Entrevista:O Estado inteligente

domingo, abril 08, 2007

Mailson da Nóbrega Um outro lado do apagão aéreo


Não faltaram adjetivos para qualificar a dupla crise da semana passada, uma decorrente do já velho problema do controle aéreo e outra detonada pela desautorização de comandos da Aeronáutica. Falou-se em inoperância, displicência, inépcia, incompetência, improvisação, ausência de planejamento, falta de visão de futuro e por aí afora.

A gestão da crise não contou com um ministro detentor do pulso, da experiência e da habilidade de Pedro Parente, que enfrentou o apagão de energia em 2001. A pronta instalação de um grupo sob sua liderança resolveu problemas e gerou mudanças institucionais destinadas a reduzir o risco de sua repetição.

Além disso, é preciso realçar o papel desempenhado pelo atraso tecnológico a que foi relegada parte do sistema de controle aéreo. Uma explicação para tanto está na expansão dos gastos correntes e na sua principal conseqüência: a diminuição sistemática de investimentos federais em infra-estrutura, que hoje, como proporção do PIB, representam apenas um quarto de seu valor em 1987.

Tal descalabro decorre essencialmente das despesas ditas sociais criadas pela Constituição de 1988, as quais foram elevadas no governo FHC e mais ainda com Lula, via aumentos reais do salário mínimo.

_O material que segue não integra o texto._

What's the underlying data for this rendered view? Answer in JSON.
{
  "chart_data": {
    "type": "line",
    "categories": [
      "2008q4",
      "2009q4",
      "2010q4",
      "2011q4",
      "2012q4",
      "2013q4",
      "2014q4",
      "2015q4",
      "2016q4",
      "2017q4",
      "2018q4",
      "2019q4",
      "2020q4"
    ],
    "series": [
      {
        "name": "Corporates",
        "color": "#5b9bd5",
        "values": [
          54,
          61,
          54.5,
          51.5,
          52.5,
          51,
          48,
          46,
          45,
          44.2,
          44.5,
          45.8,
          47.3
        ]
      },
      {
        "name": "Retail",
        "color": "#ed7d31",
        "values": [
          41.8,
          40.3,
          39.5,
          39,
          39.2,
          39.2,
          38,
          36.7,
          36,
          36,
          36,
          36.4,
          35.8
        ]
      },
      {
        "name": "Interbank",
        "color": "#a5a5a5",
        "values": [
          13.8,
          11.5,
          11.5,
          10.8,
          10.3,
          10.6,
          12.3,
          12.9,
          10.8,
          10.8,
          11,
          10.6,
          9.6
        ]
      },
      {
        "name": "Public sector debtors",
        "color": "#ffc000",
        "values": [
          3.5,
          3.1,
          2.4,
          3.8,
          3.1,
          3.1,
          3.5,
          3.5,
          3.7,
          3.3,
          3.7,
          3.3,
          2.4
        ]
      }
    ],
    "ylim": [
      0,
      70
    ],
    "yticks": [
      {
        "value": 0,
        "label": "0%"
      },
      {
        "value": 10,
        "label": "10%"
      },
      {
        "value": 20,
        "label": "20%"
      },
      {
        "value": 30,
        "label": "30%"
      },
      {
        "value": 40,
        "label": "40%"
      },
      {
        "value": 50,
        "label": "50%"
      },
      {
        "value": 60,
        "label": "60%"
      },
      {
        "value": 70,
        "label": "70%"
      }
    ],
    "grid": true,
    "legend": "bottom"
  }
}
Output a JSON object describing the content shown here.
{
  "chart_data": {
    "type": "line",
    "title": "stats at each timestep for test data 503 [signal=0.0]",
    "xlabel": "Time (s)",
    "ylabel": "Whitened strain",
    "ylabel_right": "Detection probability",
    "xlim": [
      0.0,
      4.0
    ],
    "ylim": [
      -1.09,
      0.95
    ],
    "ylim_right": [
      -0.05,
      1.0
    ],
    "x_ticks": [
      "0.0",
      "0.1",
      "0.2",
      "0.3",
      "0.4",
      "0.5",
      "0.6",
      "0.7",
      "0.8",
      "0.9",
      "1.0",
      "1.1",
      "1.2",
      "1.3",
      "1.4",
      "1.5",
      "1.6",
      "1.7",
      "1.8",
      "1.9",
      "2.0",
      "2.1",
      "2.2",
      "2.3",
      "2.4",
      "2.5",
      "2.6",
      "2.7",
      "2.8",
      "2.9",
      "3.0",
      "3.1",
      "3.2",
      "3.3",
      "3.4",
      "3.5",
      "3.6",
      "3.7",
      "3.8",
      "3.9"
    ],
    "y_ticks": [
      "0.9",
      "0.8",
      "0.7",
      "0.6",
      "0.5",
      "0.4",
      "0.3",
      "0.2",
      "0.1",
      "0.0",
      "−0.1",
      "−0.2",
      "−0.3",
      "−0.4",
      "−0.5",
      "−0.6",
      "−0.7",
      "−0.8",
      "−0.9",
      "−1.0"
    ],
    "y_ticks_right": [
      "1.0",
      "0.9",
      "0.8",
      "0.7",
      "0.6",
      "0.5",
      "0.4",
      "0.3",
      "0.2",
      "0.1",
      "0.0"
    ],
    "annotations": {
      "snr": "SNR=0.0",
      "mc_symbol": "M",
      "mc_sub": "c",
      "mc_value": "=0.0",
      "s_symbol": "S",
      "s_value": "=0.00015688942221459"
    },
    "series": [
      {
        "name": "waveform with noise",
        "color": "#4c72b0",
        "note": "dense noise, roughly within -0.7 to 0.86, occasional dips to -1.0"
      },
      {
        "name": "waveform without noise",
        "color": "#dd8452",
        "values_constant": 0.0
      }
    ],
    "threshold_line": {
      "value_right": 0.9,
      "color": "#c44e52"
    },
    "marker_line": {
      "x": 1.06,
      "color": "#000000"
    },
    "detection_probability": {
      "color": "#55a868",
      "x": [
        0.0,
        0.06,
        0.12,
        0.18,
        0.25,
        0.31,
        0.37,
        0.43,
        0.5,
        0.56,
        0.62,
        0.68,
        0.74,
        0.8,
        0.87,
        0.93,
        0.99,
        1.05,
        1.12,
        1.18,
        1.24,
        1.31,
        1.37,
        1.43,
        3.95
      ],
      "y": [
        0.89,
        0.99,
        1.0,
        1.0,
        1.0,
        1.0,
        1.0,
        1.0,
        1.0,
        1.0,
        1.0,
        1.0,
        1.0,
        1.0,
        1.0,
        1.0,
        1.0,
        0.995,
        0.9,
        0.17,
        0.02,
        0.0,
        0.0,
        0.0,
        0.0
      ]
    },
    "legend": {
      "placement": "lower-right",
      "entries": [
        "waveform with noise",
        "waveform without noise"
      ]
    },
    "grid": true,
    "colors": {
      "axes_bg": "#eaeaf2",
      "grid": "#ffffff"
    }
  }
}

Dois em cada três benefícios previdenciários e transferências previstas na Lei Orgânica da Assistência Social (LOAS) são reajustados com base na variação do mínimo.

Como o mínimo mais do que dobrou em termos reais desde 1994, o impacto financeiro foi considerável. Se os benefícios e transferências fossem reajustados pela inflação, como sensatamente fazem os países que têm boa gestão das finanças públicas, o governo federal teria evitado gastos de R$ 50 bilhões, a preços de 2007. É o que mostra Fabio Giambiagi em seu recente e excelente livro (Brasil, raízes do atraso: paternalismo e produtividade, Editora Campus). Para comparar, o festejado PAC prevê que o Orçamento da União lhe destinará R$ 8,7 bilhões para investimentos em infra-estrutura em 2007.

Nos anos 1990, a expansão inadequada dos gastos correntes colocou o País em rota de calote. O correspondente déficit engendrou uma trajetória explosiva na relação dívida pública/PIB, que é o principal indicador de solvência do Tesouro. Por isso, a geração de superávits primários robustos foi um dos principais fatores que reverteram a crise de confiança do fim de 1998, que levaria à flutuação do câmbio.

Sem reformas estruturais para reduzir ou estancar os gastos previdenciários e assistenciais, superávits primários maiores foram obtidos à custa de elevação da carga tributária e do contingenciamento de dotações para investimentos. No caso do setor aéreo, a situação é mais grave. Seus gastos deveriam ficar isentos de cortes, pois são financiados com a receita da tarifa aeroportuária cobrada na emissão de passagens. Acontece que parte substancial da arrecadação foi utilizada para viabilizar aqueles superávits.

A elevação sistemática do valor real do mínimo e seus efeitos nesses gastos pode fazer sentido para muitos, inclusive para o atual ministro do Trabalho e seu antecessor, que deveriam estudar melhor o assunto e acostumar-se a prestar atenção nas contas, antes de cantar loas ao suposto papel do mínimo como fonte de justiça social.

Vários estudos mostram que os aumentos reais do mínimo têm efeito reduzido na redução de desigualdades sociais. Muito mais eficazes e relativamente mais baratos são os programas focalizados nos segmentos menos favorecidos, como o Bolsa-Família, que explicam muito da melhoria recente na distribuição de renda do País.

Parece exagero (mas não é) ligar a crise aérea aos aumentos reais do mínimo. Mesmo que se admita que esses aumentos têm impacto social favorável, está provado que seus benefícios são inferiores aos respectivos custos, incluídos os decorrentes de sua contribuição para os baixos níveis de crescimento da economia e do emprego.

Os efeitos da elevação do valor real do salário mínimo são, pois, muito graves. A carga tributária inibe o investimento e os ganhos de produtividade, principais motores do crescimento. A deterioração da infra-estrutura piora os custos sistêmicos que prejudicam a nossa competitividade e nos retiram conforto. Que o diga quem percorre estradas esburacadas e viaja de avião.